A new deep learning technique increased the precision of short-term rainfall forecasts.

What's new: Suman Ravuri, Karel Lenc, Matthew Willson, and colleagues at DeepMind, UK Meteorological Office, University of Exeter, and University of Reading developed the Deep Generative Model of Radar (DGMR) to predict amounts of precipitation up to two hours in advance.

Key insight: State-of-the-art precipitation simulations struggle with short time scales and small distance scales. A generative adversarial network (GAN) can rapidly generate sequences of realistic images. Why not weather maps? A conditional GAN, which conditions its output on a specific input — say, previous weather history — could produce precipitation maps of future rainfall in short order.

How it works: Given a random input, a GAN learns to produce realistic output through competition between a discriminator that judges whether output is synthetic or real and a generator that aims to fool the discriminator. A conditional GAN works the same way but adds an input that conditions both the generator’s output and the discriminator’s judgment. The authors trained a conditional GAN, given radar images of cloud cover, to generate a series of precipitation maps that represent future rainfall.

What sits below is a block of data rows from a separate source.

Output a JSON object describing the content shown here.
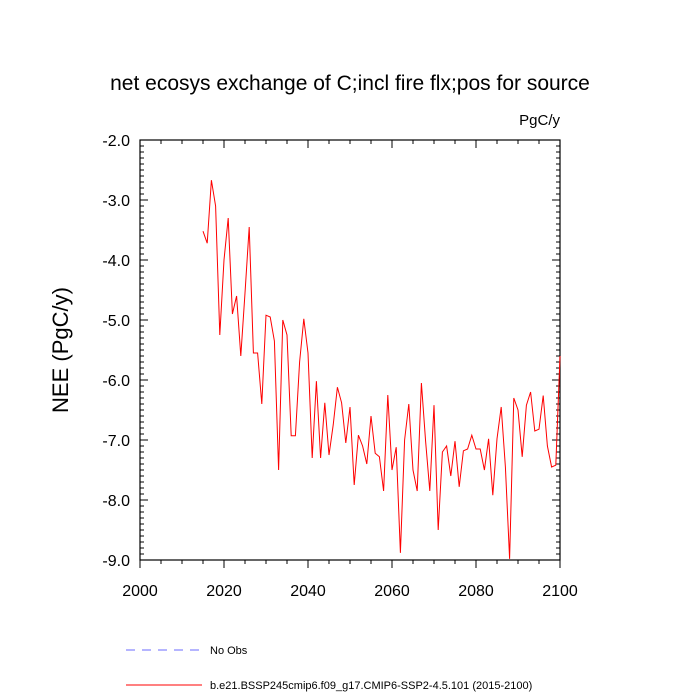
{
  "chart_data": {
    "type": "line",
    "title": "net ecosys exchange of C;incl fire flx;pos for source",
    "units": "PgC/y",
    "xlabel": "",
    "ylabel": "NEE  (PgC/y)",
    "xlim": [
      2000,
      2100
    ],
    "ylim": [
      -9.0,
      -2.0
    ],
    "xticks": [
      2000,
      2020,
      2040,
      2060,
      2080,
      2100
    ],
    "xtick_labels": [
      "2000",
      "2020",
      "2040",
      "2060",
      "2080",
      "2100"
    ],
    "yticks": [
      -2.0,
      -3.0,
      -4.0,
      -5.0,
      -6.0,
      -7.0,
      -8.0,
      -9.0
    ],
    "ytick_labels": [
      "-2.0",
      "-3.0",
      "-4.0",
      "-5.0",
      "-6.0",
      "-7.0",
      "-8.0",
      "-9.0"
    ],
    "grid": false,
    "legend_position": "bottom",
    "series": [
      {
        "name": "No Obs",
        "color": "#6b6bff",
        "style": "dashed",
        "x": [],
        "values": []
      },
      {
        "name": "b.e21.BSSP245cmip6.f09_g17.CMIP6-SSP2-4.5.101 (2015-2100)",
        "color": "#ff0000",
        "style": "solid",
        "x": [
          2015,
          2016,
          2017,
          2018,
          2019,
          2020,
          2021,
          2022,
          2023,
          2024,
          2025,
          2026,
          2027,
          2028,
          2029,
          2030,
          2031,
          2032,
          2033,
          2034,
          2035,
          2036,
          2037,
          2038,
          2039,
          2040,
          2041,
          2042,
          2043,
          2044,
          2045,
          2046,
          2047,
          2048,
          2049,
          2050,
          2051,
          2052,
          2053,
          2054,
          2055,
          2056,
          2057,
          2058,
          2059,
          2060,
          2061,
          2062,
          2063,
          2064,
          2065,
          2066,
          2067,
          2068,
          2069,
          2070,
          2071,
          2072,
          2073,
          2074,
          2075,
          2076,
          2077,
          2078,
          2079,
          2080,
          2081,
          2082,
          2083,
          2084,
          2085,
          2086,
          2087,
          2088,
          2089,
          2090,
          2091,
          2092,
          2093,
          2094,
          2095,
          2096,
          2097,
          2098,
          2099,
          2100
        ],
        "values": [
          -3.52,
          -3.72,
          -2.67,
          -3.1,
          -5.25,
          -4.0,
          -3.3,
          -4.9,
          -4.6,
          -5.6,
          -4.55,
          -3.45,
          -5.55,
          -5.55,
          -6.4,
          -4.92,
          -4.95,
          -5.35,
          -7.5,
          -5.0,
          -5.25,
          -6.93,
          -6.93,
          -5.7,
          -4.98,
          -5.55,
          -7.3,
          -6.02,
          -7.3,
          -6.38,
          -7.25,
          -6.75,
          -6.12,
          -6.38,
          -7.05,
          -6.45,
          -7.75,
          -6.92,
          -7.1,
          -7.4,
          -6.6,
          -7.22,
          -7.28,
          -7.85,
          -6.25,
          -7.5,
          -7.12,
          -8.88,
          -7.0,
          -6.4,
          -7.5,
          -7.85,
          -6.05,
          -7.02,
          -7.85,
          -6.42,
          -8.5,
          -7.2,
          -7.1,
          -7.6,
          -7.02,
          -7.78,
          -7.18,
          -7.15,
          -6.92,
          -7.15,
          -7.15,
          -7.5,
          -6.98,
          -7.92,
          -6.98,
          -6.45,
          -7.45,
          -8.98,
          -6.3,
          -6.5,
          -7.28,
          -6.42,
          -6.2,
          -6.85,
          -6.82,
          -6.26,
          -7.1,
          -7.45,
          -7.42,
          -5.6
        ]
      }
    ]
  }
}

  • The generator took as input four consecutive radar observations recorded at five-minute intervals in the UK between 2016 and 2019. It used a series of convolutional layers to generate a representation of each and concatenated the representations. Given these observations and a random vector, a series of convGRU blocks (a type of convolutional recurrent neural network block) generated 18 grids that represented a 90-minute sequence of predicted precipitation per square kilometer.
  • Two discriminators evaluated the generator’s output. A spatial discriminator made up of a convolutional neural network randomly selected eight of the 18 generated maps (for the sake of memory efficiency) and decided whether they were real. A temporal discriminator used 3D convolutions to process the 18 generated maps concatenated with the four input maps. Then it decided whether the generated sequence was real.
  • In addition to the comparative loss terms, the discriminators used a loss term that encouraged the generator to minimize the difference, in each grid square, between real radar measurements and the average of six generated maps. This loss term increased the output resolution.
  • At inference, the authors ran the generator multiple times and averaged the outputs. They used the variance to estimate uncertainty (for instance, a 20 percent chance of rain).

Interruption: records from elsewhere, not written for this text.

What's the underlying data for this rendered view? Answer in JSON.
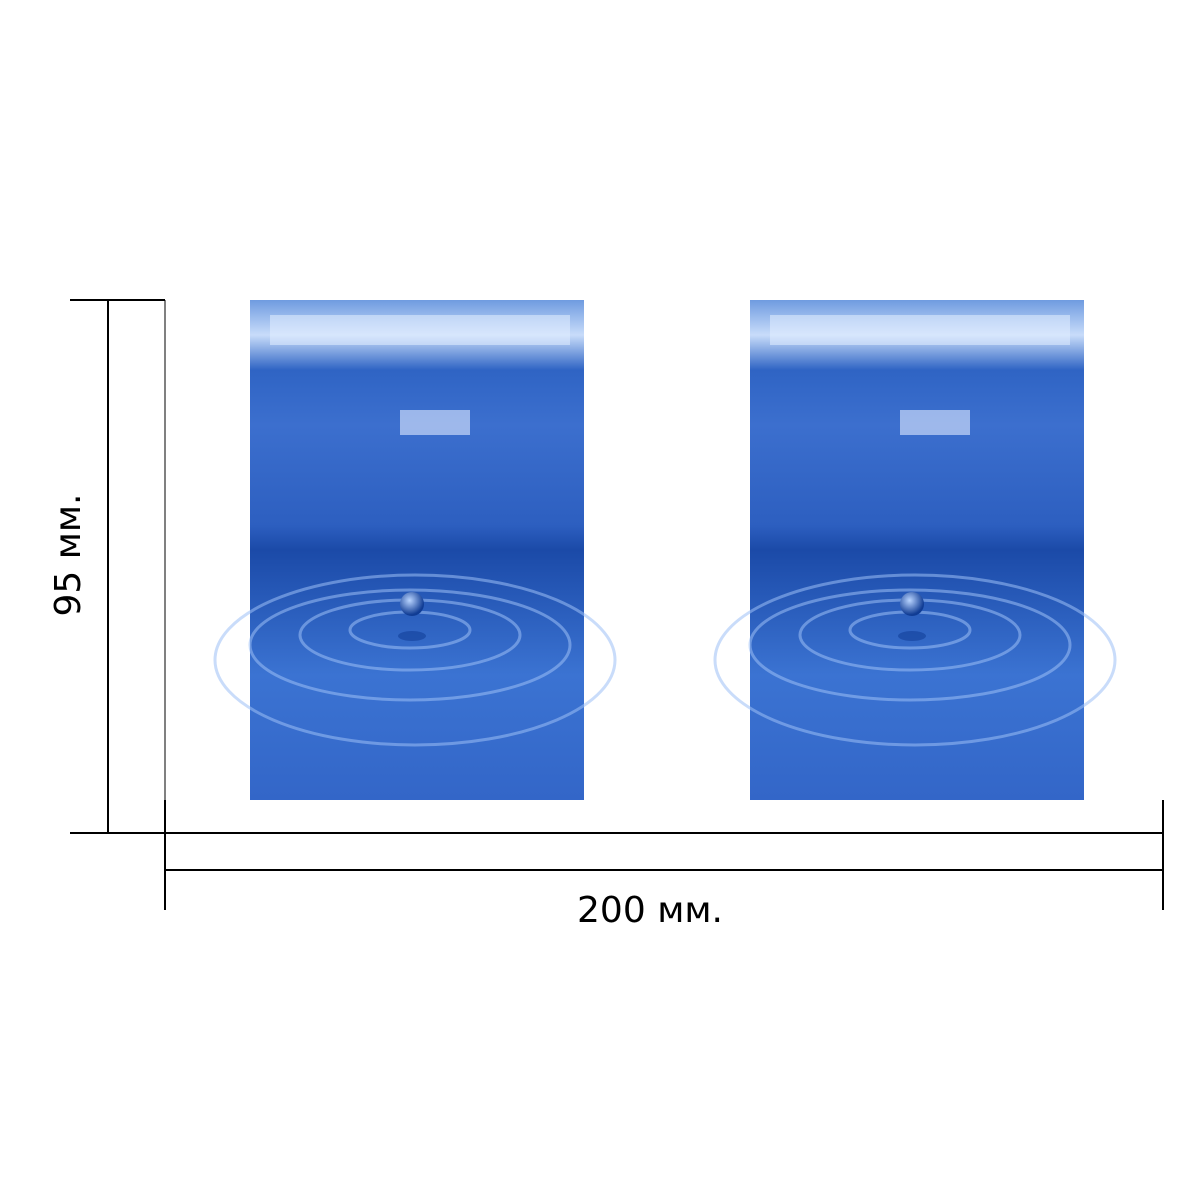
{
  "dimensions": {
    "height": "95 мм.",
    "width": "200 мм."
  }
}
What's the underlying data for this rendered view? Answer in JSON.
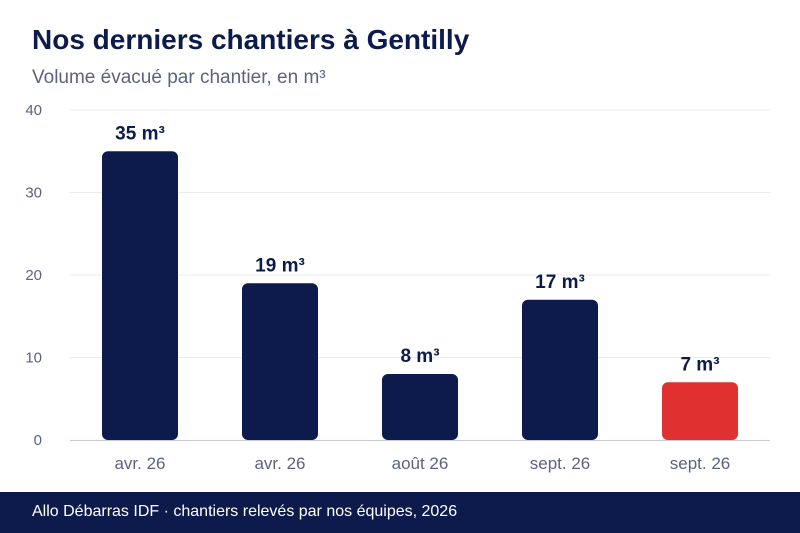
{
  "title": "Nos derniers chantiers à Gentilly",
  "subtitle": "Volume évacué par chantier, en m³",
  "footer": "Allo Débarras IDF · chantiers relevés par nos équipes, 2026",
  "colors": {
    "bar": "#0d1b4c",
    "highlight": "#e03030",
    "grid": "#ececf0",
    "axis": "#c8cad8",
    "tick_text": "#5a6480",
    "label_text": "#0d1b4c"
  },
  "chart_data": {
    "type": "bar",
    "categories": [
      "avr. 26",
      "avr. 26",
      "août 26",
      "sept. 26",
      "sept. 26"
    ],
    "values": [
      35,
      19,
      8,
      17,
      7
    ],
    "data_labels": [
      "35 m³",
      "19 m³",
      "8 m³",
      "17 m³",
      "7 m³"
    ],
    "highlighted_index": 4,
    "yticks": [
      "0",
      "10",
      "20",
      "30",
      "40"
    ],
    "ylim": [
      0,
      40
    ],
    "grid": true,
    "xlabel": "",
    "ylabel": ""
  }
}
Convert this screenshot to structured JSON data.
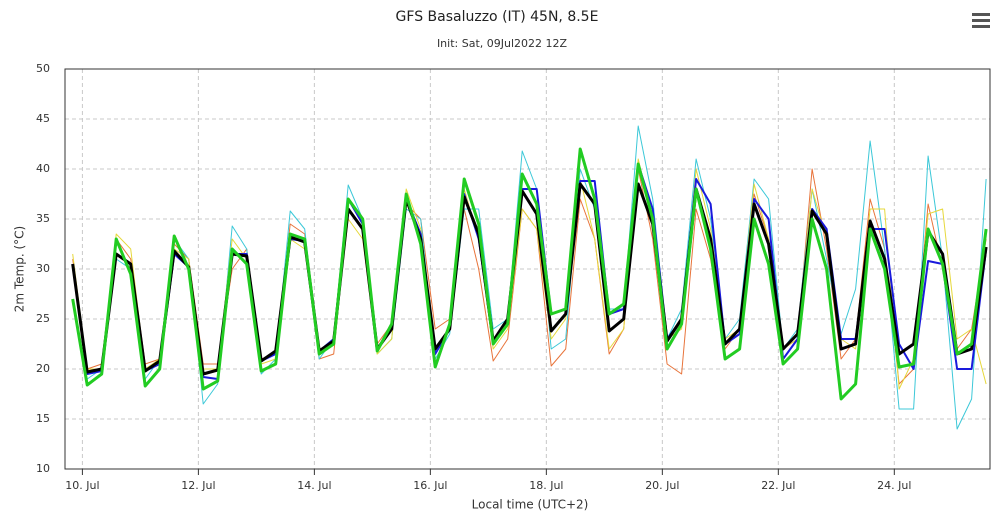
{
  "chart_data": {
    "type": "line",
    "title": "GFS Basaluzzo (IT) 45N, 8.5E",
    "subtitle": "Init: Sat, 09Jul2022 12Z",
    "x_label": "Local time (UTC+2)",
    "y_label": "2m Temp. (°C)",
    "x": [
      9.833,
      10.083,
      10.333,
      10.583,
      10.833,
      11.083,
      11.333,
      11.583,
      11.833,
      12.083,
      12.333,
      12.583,
      12.833,
      13.083,
      13.333,
      13.583,
      13.833,
      14.083,
      14.333,
      14.583,
      14.833,
      15.083,
      15.333,
      15.583,
      15.833,
      16.083,
      16.333,
      16.583,
      16.833,
      17.083,
      17.333,
      17.583,
      17.833,
      18.083,
      18.333,
      18.583,
      18.833,
      19.083,
      19.333,
      19.583,
      19.833,
      20.083,
      20.333,
      20.583,
      20.833,
      21.083,
      21.333,
      21.583,
      21.833,
      22.083,
      22.333,
      22.583,
      22.833,
      23.083,
      23.333,
      23.583,
      23.833,
      24.083,
      24.333,
      24.583,
      24.833,
      25.083,
      25.333,
      25.583
    ],
    "xlim": [
      9.7,
      25.65
    ],
    "xticks": [
      {
        "value": 10,
        "label": "10. Jul"
      },
      {
        "value": 12,
        "label": "12. Jul"
      },
      {
        "value": 14,
        "label": "14. Jul"
      },
      {
        "value": 16,
        "label": "16. Jul"
      },
      {
        "value": 18,
        "label": "18. Jul"
      },
      {
        "value": 20,
        "label": "20. Jul"
      },
      {
        "value": 22,
        "label": "22. Jul"
      },
      {
        "value": 24,
        "label": "24. Jul"
      }
    ],
    "ylim": [
      10,
      50
    ],
    "yticks": [
      10,
      15,
      20,
      25,
      30,
      35,
      40,
      45,
      50
    ],
    "grid": true,
    "series": [
      {
        "color": "#e8743b",
        "values": [
          31,
          20,
          20.5,
          33,
          31,
          20.5,
          21,
          32.5,
          31,
          20.5,
          20.5,
          30,
          32,
          21,
          21.5,
          34.5,
          33.5,
          21,
          21.5,
          36,
          34,
          22.5,
          24.5,
          36.5,
          35,
          24,
          25,
          36,
          30,
          20.8,
          23,
          36,
          34,
          20.3,
          22,
          37,
          33,
          21.5,
          24,
          40,
          33,
          20.5,
          19.5,
          36,
          31,
          22,
          24,
          37.5,
          33,
          22,
          23,
          40,
          32,
          21,
          23,
          37,
          32,
          18.5,
          20,
          36.5,
          30,
          22,
          24,
          33
        ]
      },
      {
        "color": "#3cc8d8",
        "values": [
          27,
          19,
          20,
          31,
          30,
          19,
          21,
          33,
          31,
          16.5,
          18.5,
          34.3,
          32,
          19.5,
          21,
          35.8,
          34,
          21,
          23,
          38.4,
          35,
          21.5,
          23,
          36,
          35,
          21,
          23.5,
          36,
          36,
          24,
          25,
          41.8,
          38,
          22,
          23,
          40,
          36,
          26,
          26,
          44.3,
          37,
          23,
          26,
          41,
          35,
          23,
          25,
          39,
          37,
          22,
          24,
          38,
          31,
          23.5,
          28,
          42.8,
          32,
          16,
          16,
          41.3,
          31,
          14,
          17,
          39
        ]
      },
      {
        "color": "#e6d83a",
        "values": [
          31.5,
          20,
          20,
          33.5,
          32,
          20,
          21,
          32,
          31,
          20,
          20,
          33,
          31,
          20.5,
          21,
          33,
          32,
          21.5,
          22.5,
          35,
          33,
          21.5,
          23,
          38,
          34,
          21.5,
          24,
          38,
          33,
          22,
          24,
          36,
          34,
          23,
          25,
          39,
          33,
          22,
          24,
          41,
          35,
          23,
          24,
          40,
          34,
          23,
          24,
          38.5,
          33,
          22,
          23,
          38,
          33,
          23,
          22,
          36,
          36,
          18,
          21,
          35.5,
          36,
          23,
          24,
          18.5
        ]
      },
      {
        "color": "#1a1adc",
        "values": [
          30.5,
          19.5,
          19.8,
          31.5,
          30.5,
          19.8,
          20.5,
          31.5,
          30.2,
          19.2,
          19,
          31.5,
          31.5,
          20.8,
          21.5,
          33,
          32.8,
          21.8,
          23,
          37,
          34.5,
          22,
          24,
          37,
          33.5,
          21.5,
          24,
          37.5,
          33,
          22.8,
          25,
          38,
          38,
          25.5,
          26,
          38.8,
          38.8,
          25.5,
          26,
          40.5,
          36,
          23,
          25,
          39,
          36.5,
          22.5,
          23.5,
          37,
          35,
          21,
          23,
          36,
          34,
          23,
          23,
          34,
          34,
          22.5,
          20,
          30.8,
          30.5,
          20,
          20,
          32
        ]
      },
      {
        "color": "#000000",
        "values": [
          30.5,
          19.7,
          20,
          31.5,
          30.5,
          19.8,
          20.8,
          31.8,
          30.2,
          19.5,
          19.9,
          31.5,
          31.3,
          20.8,
          21.8,
          33.2,
          32.7,
          21.8,
          22.8,
          36,
          34,
          22,
          24,
          37,
          33,
          22,
          24,
          37.2,
          33.5,
          22.8,
          25,
          37.8,
          35.5,
          23.8,
          25.5,
          38.5,
          36.5,
          23.8,
          25,
          38.5,
          34.5,
          22.8,
          25,
          38,
          33,
          22.5,
          24,
          36.5,
          32.5,
          22,
          23.5,
          35.8,
          33.5,
          22,
          22.5,
          34.8,
          31,
          21.5,
          22.5,
          33.8,
          31.5,
          21.5,
          22,
          32.2
        ]
      },
      {
        "color": "#22cc22",
        "values": [
          27,
          18.4,
          19.5,
          33,
          29.5,
          18.3,
          20,
          33.3,
          30,
          18,
          18.8,
          32,
          30.5,
          19.8,
          20.5,
          33.5,
          33,
          21.5,
          22.5,
          37,
          35,
          21.8,
          24.5,
          37.5,
          32.5,
          20.2,
          24.5,
          39,
          34.5,
          22.5,
          24.5,
          39.5,
          36.5,
          25.5,
          26,
          42,
          37,
          25.5,
          26.5,
          40.5,
          35,
          22,
          24.5,
          38,
          32,
          21,
          22,
          35,
          30.5,
          20.5,
          22,
          35,
          30,
          17,
          18.5,
          34,
          30,
          20.2,
          20.5,
          34,
          30.5,
          21.5,
          22.5,
          34
        ]
      }
    ]
  }
}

Results: The authors tested their approach at multiple time intervals and distance scales according to the continuous ranked probability score, a modified version of mean average error in which lower is better. Its output was on par with or slightly more accurate than that of the next-best competitor, Pysteps. Of 56 meteorologists who compared the generated and ground-truth precipitation maps, roughly 90 percent found that the authors’ predictions had higher “accuracy and value” than the Pysteps output with respect to medium and heavy rain events.

Why it matters: GANs can produce realistic images whether they’re cat photos or precipitation maps. A conditional GAN can turn that capability into a window on the future. Moreover, by averaging multiple attempts by the conditional GAN, it’s possible to compute the certainty of a given outcome.

We're thinking: Predicting the weather isn’t just hard, it’s variably hard —  it’s far harder at certain times than at others. An ensemble approach like this can help to figure out whether the atmosphere is in a more- or less-predictable state.